Mönchengladbach kauft weitere Flughafen-Anteile

28.06.18 10:02

Bezirksregierung: Mönchengladbach soll Hebesätze erhöhen

Von Anne-Kathrin Meves

Der Kauf des Flughafens Mönchengladbach könnte bald zu einer Erhöhung der Grund- und Gewerbesteuern in der Stadt führen. Mönchengladbach erhofft sich vom derzeit defizitären Flughafen offenbar längerfristig wirtschaftlichen Erfolg.

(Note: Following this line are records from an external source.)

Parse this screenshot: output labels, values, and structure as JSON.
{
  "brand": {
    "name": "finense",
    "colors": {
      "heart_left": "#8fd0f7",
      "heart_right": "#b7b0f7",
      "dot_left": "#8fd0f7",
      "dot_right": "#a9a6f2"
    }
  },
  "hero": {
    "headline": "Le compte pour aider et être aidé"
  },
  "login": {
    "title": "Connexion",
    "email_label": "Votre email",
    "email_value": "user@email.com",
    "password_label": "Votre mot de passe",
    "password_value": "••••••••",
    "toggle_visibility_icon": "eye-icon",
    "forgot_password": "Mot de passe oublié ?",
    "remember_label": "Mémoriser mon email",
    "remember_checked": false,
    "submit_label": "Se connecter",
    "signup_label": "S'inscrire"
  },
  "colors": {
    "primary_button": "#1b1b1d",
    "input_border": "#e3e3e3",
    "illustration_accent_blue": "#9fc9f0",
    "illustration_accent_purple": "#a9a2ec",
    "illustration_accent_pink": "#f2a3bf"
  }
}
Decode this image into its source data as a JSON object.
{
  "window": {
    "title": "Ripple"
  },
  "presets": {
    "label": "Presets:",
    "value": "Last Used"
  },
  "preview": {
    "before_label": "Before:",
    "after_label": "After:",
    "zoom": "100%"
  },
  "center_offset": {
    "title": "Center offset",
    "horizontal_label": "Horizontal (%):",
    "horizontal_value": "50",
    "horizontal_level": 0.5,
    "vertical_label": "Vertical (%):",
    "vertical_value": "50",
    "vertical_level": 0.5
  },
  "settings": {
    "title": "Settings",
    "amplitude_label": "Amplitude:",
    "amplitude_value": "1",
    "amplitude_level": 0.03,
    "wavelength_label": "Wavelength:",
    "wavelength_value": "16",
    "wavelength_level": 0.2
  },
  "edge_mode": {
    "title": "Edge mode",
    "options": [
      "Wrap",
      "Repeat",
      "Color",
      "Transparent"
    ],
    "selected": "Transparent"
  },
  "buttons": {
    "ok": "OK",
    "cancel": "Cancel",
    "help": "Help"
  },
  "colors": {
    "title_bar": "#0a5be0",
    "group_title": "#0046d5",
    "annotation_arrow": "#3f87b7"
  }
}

In Mönchengladbach könnten bald höhere Gewerbe- und Grundsteuern fällig werden. Denn die Bezirksregierung fordert von der Stadt, ihre Hebesätze anzupassen. Hintergrund ist der geplante Kauf weiterer Anteile am Mönchengladbacher Flughafen, meldete die Stadt Ende vergangener Woche in einer Pressemitteilung.

 

Mit Blick auf die Fortführung des Haushaltssicherungsplanes (HSP) im Jahr 2019 soll die Stadt demnach noch in diesem Jahr eine „HSP-Maßnahme“ beschließen. So sollen mögliche Verluste durch den Flughafenkauf ab 2021 ausgeglichen werden. „Um den Haushaltsausgleich ab dem Jahr 2021 nicht zu gefährden, fordert die Bezirksregierung, das benötigte Kompensationsvolumen ab 2021 durch die Anpassung der Hebesätze der Gewerbesteuer und/oder der Grundsteuer B zu erreichen“, heißt es in der Pressemitteilung. Konkret bedeute das eine Erhöhung von 28,5 Hebesatzpunkten bei der Grundsteuer und eine Erhöhung von 10 Punkten bei der Gewerbesteuer für das Finanzplanjahr 2021, rechnet die Stadt vor.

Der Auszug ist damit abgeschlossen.